Quickly getting over the fact that Katia was not there to greet them, the girls dive into the incredible party. Of course, events spiral out of control, and the three of them end up in a nasty fix when Lily accidentally kills a man while defending herself from a sexual assault. They run from the scene, terrified and the next day, Katia returns having no idea about the startling events of the previous night. Unfortunately for them, the first-class asshole that Lily innocently sends to his death is very well connected, and they must embark on a dangerous road trip to get the hell out of Brazil. Due to extreme circumstances, the pregnant Katia must join them for the sake of her unborn child and the adventure begins!
The movie is a fast-paced, laugh-a-minute comedy and I’m sure I missed plenty of jokes in translation.
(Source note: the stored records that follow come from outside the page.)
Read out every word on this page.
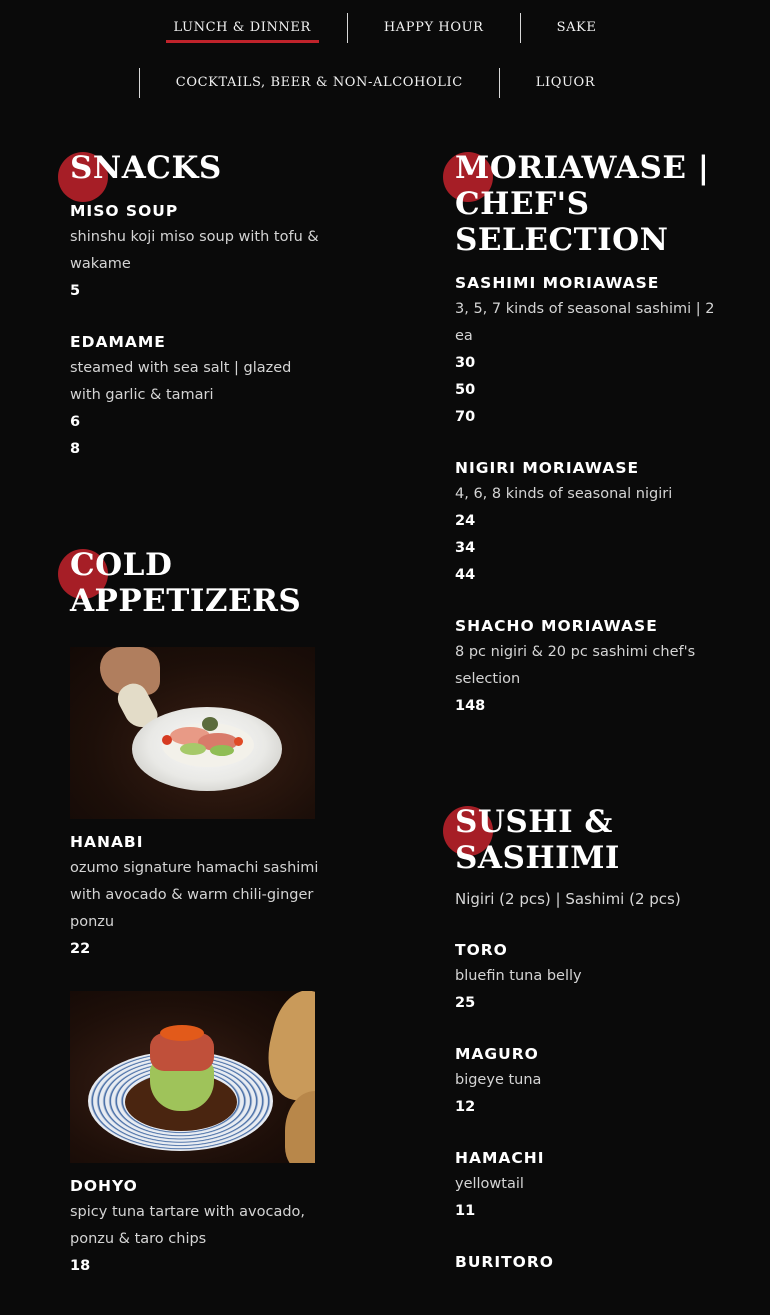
LUNCH & DINNER	HAPPY HOUR	SAKE
COCKTAILS, BEER & NON-ALCOHOLIC	LIQUOR
SNACKS
MISO SOUP
shinshu koji miso soup with tofu & wakame
5
EDAMAME
steamed with sea salt | glazed with garlic & tamari
6
8
COLD
APPETIZERS
HANABI
ozumo signature hamachi sashimi with avocado & warm chili-ginger ponzu
22
DOHYO
spicy tuna tartare with avocado, ponzu & taro chips
18
MORIAWASE |
CHEF'S
SELECTION
SASHIMI MORIAWASE
3, 5, 7 kinds of seasonal sashimi | 2 ea
30
50
70
NIGIRI MORIAWASE
4, 6, 8 kinds of seasonal nigiri
24
34
44
SHACHO MORIAWASE
8 pc nigiri & 20 pc sashimi chef's selection
148
SUSHI &
SASHIMI
Nigiri (2 pcs) | Sashimi (2 pcs)
TORO
bluefin tuna belly
25
MAGURO
bigeye tuna
12
HAMACHI
yellowtail
11
BURITORO
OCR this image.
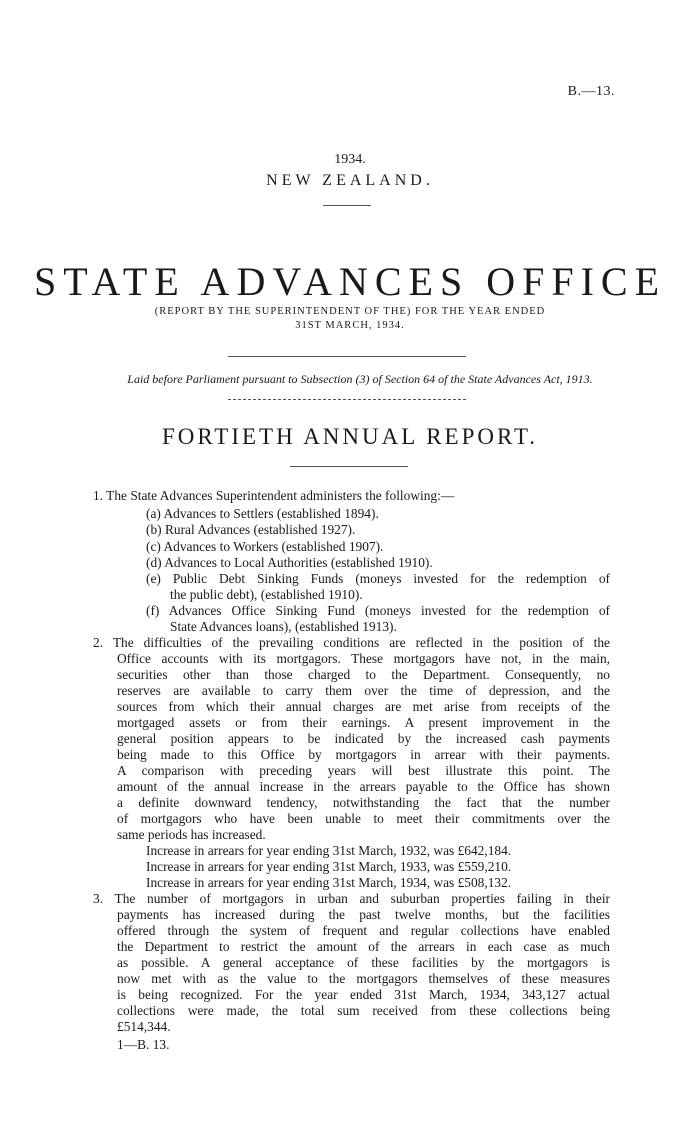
B.—13.
1934.
NEW ZEALAND.
STATE ADVANCES OFFICE
(REPORT BY THE SUPERINTENDENT OF THE) FOR THE YEAR ENDED
31ST MARCH, 1934.
Laid before Parliament pursuant to Subsection (3) of Section 64 of the State Advances Act, 1913.
FORTIETH ANNUAL REPORT.
1. The State Advances Superintendent administers the following:—
(a) Advances to Settlers (established 1894).
(b) Rural Advances (established 1927).
(c) Advances to Workers (established 1907).
(d) Advances to Local Authorities (established 1910).
(e) Public Debt Sinking Funds (moneys invested for the redemption of
the public debt), (established 1910).
(f) Advances Office Sinking Fund (moneys invested for the redemption of
State Advances loans), (established 1913).
2. The difficulties of the prevailing conditions are reflected in the position of the
Office accounts with its mortgagors. These mortgagors have not, in the main,
securities other than those charged to the Department. Consequently, no
reserves are available to carry them over the time of depression, and the
sources from which their annual charges are met arise from receipts of the
mortgaged assets or from their earnings. A present improvement in the
general position appears to be indicated by the increased cash payments
being made to this Office by mortgagors in arrear with their payments.
A comparison with preceding years will best illustrate this point. The
amount of the annual increase in the arrears payable to the Office has shown
a definite downward tendency, notwithstanding the fact that the number
of mortgagors who have been unable to meet their commitments over the
same periods has increased.
Increase in arrears for year ending 31st March, 1932, was £642,184.
Increase in arrears for year ending 31st March, 1933, was £559,210.
Increase in arrears for year ending 31st March, 1934, was £508,132.
3. The number of mortgagors in urban and suburban properties failing in their
payments has increased during the past twelve months, but the facilities
offered through the system of frequent and regular collections have enabled
the Department to restrict the amount of the arrears in each case as much
as possible. A general acceptance of these facilities by the mortgagors is
now met with as the value to the mortgagors themselves of these measures
is being recognized. For the year ended 31st March, 1934, 343,127 actual
collections were made, the total sum received from these collections being
£514,344.
1—B. 13.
Despite this, I giggled through it happily, enjoying a gender-bender on the party-gone-horribly-wrong genre. It has a similar spirit to The Hangover but I found Going To Brazil easier to relate to as a woman. As the ladies struggle to get out of the country by any means possible, they encounter hilarious side characters and ridiculous situations. The vibe throughout is fun and quirky. It’s not a deep film, and that allows you to forgive some of the flaws. The biggest being the ending. It offers absolutely no closure and is dissatisfying. It almost feels like a rushed finish, and it’s frankly a bit sloppy compared to the rest of the film. Also, there are a few plot devices that don’t make sense and were obviously written in to move the story along without complications. This is forgivable because in the end, we are in for a fun ride with Going to Brazil, and not a life-changing cinematic experience. That being said, it would have been wise to work out these kinks before filming, as comedies can still be great, without asking the audience to take that grain of salt.
A silly romp with plenty of laughs, I really liked Going To Brazil. As a foreign independent film, I’m curious to see if it makes it to a few theaters here in the U.S. If not, I’m sure it’ll be available on Amazon, and it’s worth a viewing or two.